Author Meets Critics Debate with Professor Helena Rosenblatt on The Lost History of Liberalism: From Ancient Rome to the Twenty-First Century

Helena Rosenblatt is professor of history at the Graduate Center of the City University of New York. Her many books include Liberal Values: Benjamin Constant and the Politics of Religion and Thinking with Rousseau: From Machiavelli to Schmitt. She will present her most recent book The Lost History of Liberalism From Ancient Rome to the Twenty-First Century (Princeton University Press, 2018), followed by comments from Anna Becker and Mikkel Thorup (both professors of the history of ideas at Aarhus University) and a Q&A with the audience. 

Time: 8 October 2019, 14:00-16:00
Place: South Campus, The Saxo-Institute, building 12 room 12-3-07
Organizer: Centre for Modern European Studies (CEMES)
The lecture is open to all and will be followed by a reception.

Abstract

The Lost History of Liberalism challenges our most basic assumptions about a political creed that has become a rallying cry—and a term of derision—in today’s increasingly divided public square. Taking readers from ancient Rome to today, Helena Rosenblatt traces the evolution of the words “liberal” and “liberalism,” revealing the heated debates that have taken place over their meaning.

In this timely and provocative book, Rosenblatt debunks the popular myth of liberalism as a uniquely Anglo-American tradition centred on individual rights. She shows that it was the French Revolution that gave birth to liberalism and Germans who transformed it. Only in the mid-twentieth century did the concept become widely known in the United States—and then, as now, its meaning was hotly debated. Liberals were originally moralists at heart. They believed in the power of religion to reform society, emphasized the sanctity of the family, and never spoke of rights without speaking of duties. It was only during the Cold War and America’s growing world hegemony that liberalism was refashioned into an American ideology focused so strongly on individual freedoms.

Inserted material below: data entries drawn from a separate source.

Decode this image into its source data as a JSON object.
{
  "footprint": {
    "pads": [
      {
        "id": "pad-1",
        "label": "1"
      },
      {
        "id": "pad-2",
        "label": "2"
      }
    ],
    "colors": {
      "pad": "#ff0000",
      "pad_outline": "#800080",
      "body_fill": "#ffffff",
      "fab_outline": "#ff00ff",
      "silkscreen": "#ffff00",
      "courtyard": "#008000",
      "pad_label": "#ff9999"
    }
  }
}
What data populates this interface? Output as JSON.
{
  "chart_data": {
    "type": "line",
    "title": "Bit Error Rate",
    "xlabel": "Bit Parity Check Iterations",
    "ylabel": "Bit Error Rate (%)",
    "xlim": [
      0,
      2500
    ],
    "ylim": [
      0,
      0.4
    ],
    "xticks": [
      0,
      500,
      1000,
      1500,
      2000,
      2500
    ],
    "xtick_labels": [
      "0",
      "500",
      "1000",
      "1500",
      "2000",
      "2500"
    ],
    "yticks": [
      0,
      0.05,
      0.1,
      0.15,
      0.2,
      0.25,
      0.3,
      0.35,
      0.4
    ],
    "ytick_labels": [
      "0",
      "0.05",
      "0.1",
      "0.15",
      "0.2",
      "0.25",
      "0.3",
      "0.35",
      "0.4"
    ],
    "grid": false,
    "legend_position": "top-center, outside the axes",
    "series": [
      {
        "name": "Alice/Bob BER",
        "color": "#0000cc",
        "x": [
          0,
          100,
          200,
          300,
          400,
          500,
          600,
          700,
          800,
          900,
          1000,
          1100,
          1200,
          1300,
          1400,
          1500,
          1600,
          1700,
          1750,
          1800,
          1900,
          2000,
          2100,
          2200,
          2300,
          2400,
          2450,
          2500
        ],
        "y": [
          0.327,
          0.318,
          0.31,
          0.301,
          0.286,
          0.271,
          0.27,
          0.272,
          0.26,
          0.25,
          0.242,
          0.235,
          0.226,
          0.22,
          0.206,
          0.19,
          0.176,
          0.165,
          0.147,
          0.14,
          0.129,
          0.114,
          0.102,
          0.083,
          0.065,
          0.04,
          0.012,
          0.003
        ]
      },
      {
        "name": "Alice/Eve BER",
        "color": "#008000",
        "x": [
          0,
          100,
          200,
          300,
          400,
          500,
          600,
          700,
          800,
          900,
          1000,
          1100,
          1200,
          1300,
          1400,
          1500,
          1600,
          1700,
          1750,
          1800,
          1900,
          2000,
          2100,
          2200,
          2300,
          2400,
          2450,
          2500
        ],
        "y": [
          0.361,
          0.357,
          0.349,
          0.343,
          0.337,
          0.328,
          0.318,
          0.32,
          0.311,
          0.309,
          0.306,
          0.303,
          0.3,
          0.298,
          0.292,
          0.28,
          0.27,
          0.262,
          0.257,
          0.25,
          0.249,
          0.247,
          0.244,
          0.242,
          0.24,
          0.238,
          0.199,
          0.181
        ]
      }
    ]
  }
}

Today, we still can’t seem to agree on liberalism’s meaning. In the United States, a “liberal” is someone who advocates big government, while in France, big government is contrary to “liberalism.” Political debates become befuddled because of semantic and conceptual confusion. The Lost History of Liberalism sets the record straight on a core tenet of today’s political conversation and lays the foundations for a more constructive discussion about the future of liberal democracy.